A INFLUÊNCIA DO JUDAÍSMO NA IMAGEM CRISTÃ
O Judaísmo constitui a raiz e a base do
cristianismo. É no contexto judaico que o cristianismo se desenvolve. Jesus era
judeu, assim como os Apóstolos. A atitude judaica diante da imagem é, em geral,
negativa. O judaísmo é uma religião anicónica, a imagem era vetada, a própria
Torá proibia a confecção de imagens. Deus não pode ser representado porque é o
Totalmente Outro, o Deus Todo Poderoso, o Indizível e o Impronunciável. Essa
proibição é baseada no Livro do Pentateuco: “Não terás outros deuses diante de mim. Não farás para ti imagem esculpida
de nada que se assemelhe ao que existe lá em cima nos céus, ou embaixo na
terra, ou nas águas que estão debaixo da terra” (Ex, 20,3-4); mas Êxodo 20,
23 e Deuteronômio 27,15 parecem limitar esta proibição à representação dos
deuses, isto é, dos ídolos. De fato, no judaísmo, nem todas as representações
figurativas eram proibidas, como mostra o episódio da serpente de bronze (Nm
21,4-9) e, sobretudo, as ordens da confecção dos querubins na Arca da aliança: “Farás dois querubins de ouro, de ouro
batido os farás, nas duas extremidades do propiciatório” (Ex 25,18), ordens
que se repetiram na construção do Templo de Salomão (1Rs 6,23).
A proibição das imagens visava preservar o povo de
Israel do perigo da idolatria.[1]
Mas, em geral, a cultura judaica se mostrava tolerante com as imagens, prova
disso é a descoberta, no próprio território de Israel, da Beit Alpha, uma sinagoga do VI século decorada com mosaicos
representando a Arca da aliança, os signos do zodíaco, o sacrifício de Isaac,
etc.
Os judeus da diáspora, sobretudo, viviam em um
ambiente cultural onde a imagem exercia uma função de grande importância e,
portanto, eram mais abertos à aceitação da imagética religiosa. O exemplo mais
célebre é a Domus Ecclesiae de Dura-Europos, (Mesopotâmia, séc. III
d.C.), na atual Síria do Norte, onde são representados inteiros ciclos de histórias da Bíblia: a
história de Moisés, de Elias, de Daniel e outros personagens do Antigo e Novo
Testamento. A Domus Christiana de Dura-Europos é a primeira casa utilizada
exclusivamente para o culto cristão que chegou até nós. Situada perto do rio
Eufrates, foi fundada, provavelmente, pelos macedônios de Alexandre Magno.

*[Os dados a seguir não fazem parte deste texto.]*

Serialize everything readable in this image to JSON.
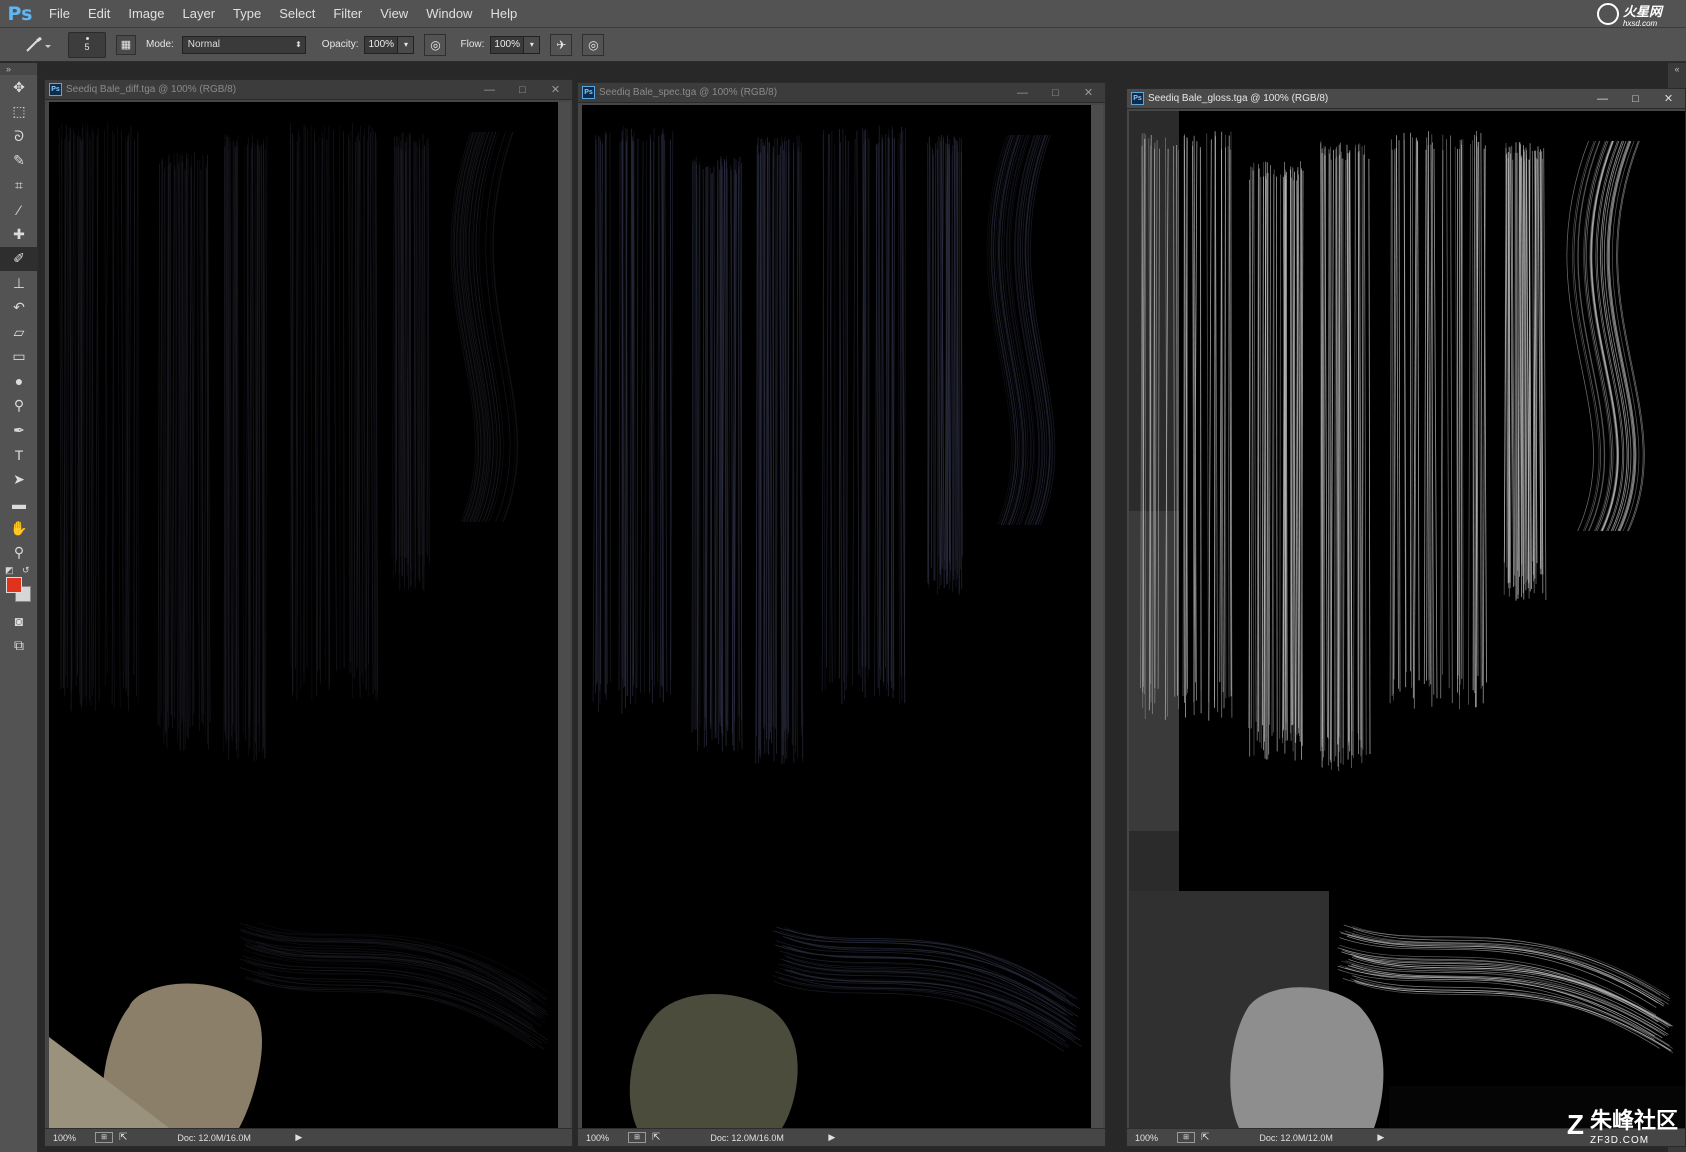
{
  "app": {
    "logo": "Ps"
  },
  "menu": [
    "File",
    "Edit",
    "Image",
    "Layer",
    "Type",
    "Select",
    "Filter",
    "View",
    "Window",
    "Help"
  ],
  "options": {
    "brush_size": "5",
    "mode_label": "Mode:",
    "mode_value": "Normal",
    "opacity_label": "Opacity:",
    "opacity_value": "100%",
    "flow_label": "Flow:",
    "flow_value": "100%"
  },
  "tools": [
    {
      "name": "move-tool",
      "icon": "✥"
    },
    {
      "name": "marquee-tool",
      "icon": "⬚"
    },
    {
      "name": "lasso-tool",
      "icon": "ᘐ"
    },
    {
      "name": "quick-selection-tool",
      "icon": "✎"
    },
    {
      "name": "crop-tool",
      "icon": "⌗"
    },
    {
      "name": "eyedropper-tool",
      "icon": "⁄"
    },
    {
      "name": "healing-brush-tool",
      "icon": "✚"
    },
    {
      "name": "brush-tool",
      "icon": "✐"
    },
    {
      "name": "clone-stamp-tool",
      "icon": "⊥"
    },
    {
      "name": "history-brush-tool",
      "icon": "↶"
    },
    {
      "name": "eraser-tool",
      "icon": "▱"
    },
    {
      "name": "gradient-tool",
      "icon": "▭"
    },
    {
      "name": "blur-tool",
      "icon": "●"
    },
    {
      "name": "dodge-tool",
      "icon": "⚲"
    },
    {
      "name": "pen-tool",
      "icon": "✒"
    },
    {
      "name": "type-tool",
      "icon": "T"
    },
    {
      "name": "path-selection-tool",
      "icon": "➤"
    },
    {
      "name": "rectangle-tool",
      "icon": "▬"
    },
    {
      "name": "hand-tool",
      "icon": "✋"
    },
    {
      "name": "zoom-tool",
      "icon": "⚲"
    }
  ],
  "colors": {
    "foreground": "#e0331e",
    "background": "#d6d6d6"
  },
  "documents": [
    {
      "title": "Seediq Bale_diff.tga @ 100% (RGB/8)",
      "zoom": "100%",
      "doc_info": "Doc: 12.0M/16.0M",
      "active": false
    },
    {
      "title": "Seediq Bale_spec.tga @ 100% (RGB/8)",
      "zoom": "100%",
      "doc_info": "Doc: 12.0M/16.0M",
      "active": false
    },
    {
      "title": "Seediq Bale_gloss.tga @ 100% (RGB/8)",
      "zoom": "100%",
      "doc_info": "Doc: 12.0M/12.0M",
      "active": true
    }
  ],
  "window_controls": {
    "minimize": "—",
    "maximize": "□",
    "close": "✕"
  },
  "watermarks": {
    "top": "火星网",
    "top_sub": "hxsd.com",
    "bottom": "朱峰社区",
    "bottom_sub": "ZF3D.COM"
  }
}
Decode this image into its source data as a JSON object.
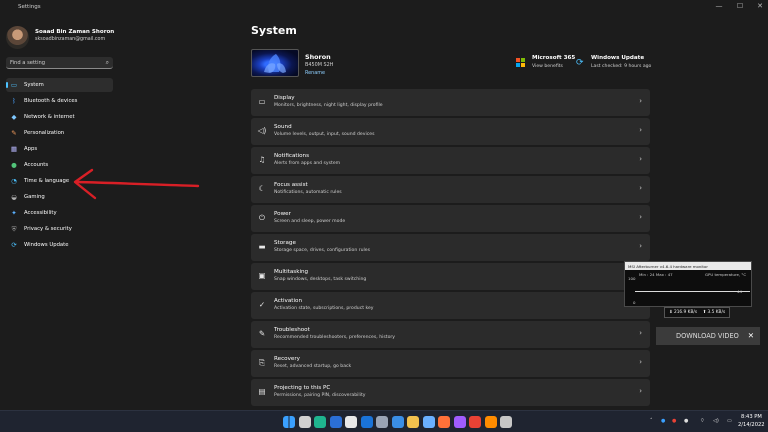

Conquistada pelos romanos tornou-se uma guarnição militar. Depois da invasão
persa foi abandonada (256-257 d.C.).
Dura Europos
serviu para diversas funções religiosas. Hospedou inicialmente cultos pagãos,
depois se tornou uma Sinagoga judaica e uma Igreja cristã. Uma característica
importante da Domus Christiana é o
batistério com os seus belíssimos afrescos que nos transmitem informações
preciosas sobre a arte e a vida daquela época. Aos poucos foi se estruturando
um lugar de culto específico e não mais improvisado, um edifício público de
culto e não mais um edifício privado. Depois que o cristianismo tornou-se a religião oficial do Império o
espaço sagrado para o culto sofreu uma ulterior evolução. Alguns edifícios da
administração pública, geralmente usados como tribunais, foram utilizados como
edifícios de culto. Assim, nascem as primeiras Igrejas, as Basílicas. A Domus Christiana de Dura Europos e as Catacumbas Romanas
são as atestações arqueológicas mais antigas que conhecemos e por isso de
extrema importância para o estudo da iconografia cristã. “A tradicional tese segundo a qual os cristãos das origens tinham
herdado do mundo judaico uma total rejeição das imagens não pode mais ser
sustentada hoje”.[2]
A proibição da norma veterotestamentária de
confeccionar imagens tinha sido aplicada com descontinuidade ao longo da
história judaica. Nos períodos de efetivo perigo de contaminação com os povos
idolátricos se afirmava a interdição absoluta, em outros momentos se
manifestava uma certa liberdade.
Historicamente os cristãos não esperaram o Edito de
Constantino (313) para criar pinturas destinadas a ilustrar os mistérios da
nova religião. A proibição do judaísmo foi rapidamente superada porque os
cristãos entenderam cedo que a imagem desenvolvia um papel fundamental na
propagação do cristianismo e o mandato missionário de Cristo era um imperativo
categórico para a nova religião. A própria proliferação de imagens é prova
eloquente da superação, por parte dos cristãos, das proibições do Antigo
Testamento e do perigo da idolatria.